While domestically focused stocks typically saw their share prices fall post the Brexit vote, the portfolio’s holding in Young & Co’s Brewery performed strongly. The company again reported impressive sales growth against a declining beer market, confirming double digit profit growth with full year  results during the period.

The shares in Micro Focus International, a recent addition to the portfolio, performed well throughout the period, culminating in a positive reaction to the company’s proposed merger with Hewlett Packard Enterprise’s Software Business Segment. This is viewed as consistent with Micro Focus’s strategy of acquiring and efficiently managing mature infrastructure assets.

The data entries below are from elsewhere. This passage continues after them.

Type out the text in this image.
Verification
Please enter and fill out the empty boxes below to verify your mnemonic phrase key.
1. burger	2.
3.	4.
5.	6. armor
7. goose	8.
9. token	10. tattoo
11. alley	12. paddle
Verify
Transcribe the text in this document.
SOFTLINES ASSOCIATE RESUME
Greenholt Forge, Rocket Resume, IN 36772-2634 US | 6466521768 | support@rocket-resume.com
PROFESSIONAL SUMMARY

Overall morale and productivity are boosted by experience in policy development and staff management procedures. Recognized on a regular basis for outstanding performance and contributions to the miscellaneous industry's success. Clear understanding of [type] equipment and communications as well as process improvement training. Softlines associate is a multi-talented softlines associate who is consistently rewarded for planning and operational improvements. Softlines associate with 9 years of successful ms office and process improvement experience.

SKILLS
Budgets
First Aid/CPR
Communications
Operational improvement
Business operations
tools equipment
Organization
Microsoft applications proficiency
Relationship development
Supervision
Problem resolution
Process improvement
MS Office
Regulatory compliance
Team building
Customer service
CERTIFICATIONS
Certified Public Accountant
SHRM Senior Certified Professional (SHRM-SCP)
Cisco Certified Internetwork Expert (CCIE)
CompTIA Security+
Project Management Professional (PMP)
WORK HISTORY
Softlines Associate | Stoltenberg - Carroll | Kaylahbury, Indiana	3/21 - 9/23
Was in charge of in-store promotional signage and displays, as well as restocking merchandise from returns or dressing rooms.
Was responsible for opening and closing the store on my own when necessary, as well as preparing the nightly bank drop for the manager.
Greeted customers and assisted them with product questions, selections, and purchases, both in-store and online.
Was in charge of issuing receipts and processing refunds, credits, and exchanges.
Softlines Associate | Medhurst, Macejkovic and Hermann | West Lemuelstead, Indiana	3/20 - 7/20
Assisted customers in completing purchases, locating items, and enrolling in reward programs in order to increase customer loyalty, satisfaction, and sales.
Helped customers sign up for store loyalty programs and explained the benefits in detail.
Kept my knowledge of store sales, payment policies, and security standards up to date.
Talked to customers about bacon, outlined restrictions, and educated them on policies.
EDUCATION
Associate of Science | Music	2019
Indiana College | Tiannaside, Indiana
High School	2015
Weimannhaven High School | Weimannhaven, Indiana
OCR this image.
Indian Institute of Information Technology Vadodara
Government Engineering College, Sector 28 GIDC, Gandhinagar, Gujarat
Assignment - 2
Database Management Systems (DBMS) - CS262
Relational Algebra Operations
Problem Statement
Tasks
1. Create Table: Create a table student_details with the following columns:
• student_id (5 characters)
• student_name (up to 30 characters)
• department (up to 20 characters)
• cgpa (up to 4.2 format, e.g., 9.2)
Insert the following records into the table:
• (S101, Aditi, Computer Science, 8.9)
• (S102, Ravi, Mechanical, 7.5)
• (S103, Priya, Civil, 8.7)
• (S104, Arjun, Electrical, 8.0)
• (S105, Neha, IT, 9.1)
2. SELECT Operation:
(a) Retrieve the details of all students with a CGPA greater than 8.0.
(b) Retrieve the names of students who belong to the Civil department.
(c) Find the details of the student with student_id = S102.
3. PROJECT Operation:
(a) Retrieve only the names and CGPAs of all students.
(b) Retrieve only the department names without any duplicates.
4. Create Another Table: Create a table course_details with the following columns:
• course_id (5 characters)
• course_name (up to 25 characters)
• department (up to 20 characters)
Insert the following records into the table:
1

The period was notable for warnings of lower profits by companies, to which the stock market was inclined to react by aggressively de-rating the shares. These included the portfolio’s holding in Essentra, formerly known as Filtrona, whose shares fell by more than a quarter in June after the company issued a warning about “challenging” market conditions. In light of these conditions the company is to implement a new cost-cutting programme, but noted that the warning reflects a “short-term blip”, with management “taking a rather cautious view.”

The holding in Capita also fell sharply in value, as it downgraded full-year earnings forecasts. This was blamed on a slow-down in specific trading businesses, one-off costs and problems with a major contract with Transport for London, along with delayed client decision-making since the EU referendum.

Towards the period end, fellow support services business MITIE warned that it remains under significant pressure from various fronts including lower UK growth rates, changes to labour legislation, further public sector budget constraints and uncertainty both pre and post the EU referendum. None of these factors were new, hence the scale of the reduction in management’s guidance on profits was surprising – and indicated that the proportion of profits from higher margin project work and discretionary spend was a lot greater than had been expected. The holding has been sold.

Other domestically focused holdings to deliver negative share price performance included N Brown, BT and Next.